Ukraine's biggest pro-democracy rallies since the 2004 Orange Revolution have demanded President Viktor Yanukovych's resignation over his rejection, under Russian pressure, of a pact seeking closer ties between the ex-Soviet state and the EU.
"The demonstrations are an impressive commitment to Europe by hundreds of thousands of people in Ukraine," said a statement by Germany's outgoing Foreign Minister Guido Westerwelle. "They show that the heart of the Ukrainian people beats in a European way."
Chancellor Angela Merkel's spokesman Steffen Seibert said: "The demonstrations send a very clear message.

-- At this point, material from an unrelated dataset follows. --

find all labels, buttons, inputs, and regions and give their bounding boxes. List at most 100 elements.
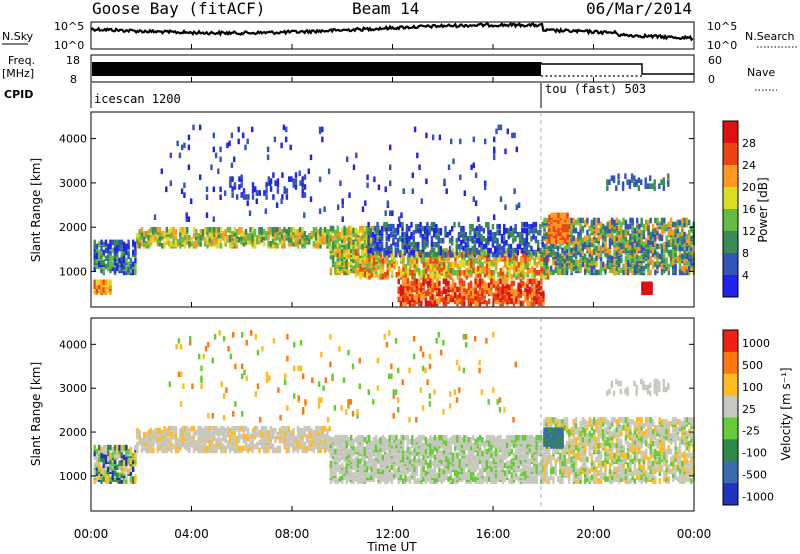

Hopefully Ukrainian President Yanukovych is hearing this message."
"For the (German) government it is very impressive to see how many people in Ukraine are willing to stand up for their convictions, for their dream of a Ukraine that shares Europe's idea about the rule of law and its values and who therefore seek closer ties, closer relations with Europe," Seibert told a press conference.
The spokesman added that "the use of violence against peaceful protesters must be a cause for concern.” He urged all sides to avoid further escalation and called on Ukraine's government to protect the rights to free speech and assembly.
The economically struggling nation of 46 million people was thrown into crisis when Yanukovych snubbed EU leaders at a summit on Friday and refused a deal that would have paved Ukraine's way to eventual membership in the 28-nation bloc.
EU leaders primarily blamed the decision on the stinging economic punishments Russia had mooted should Ukraine take the fateful step toward the West.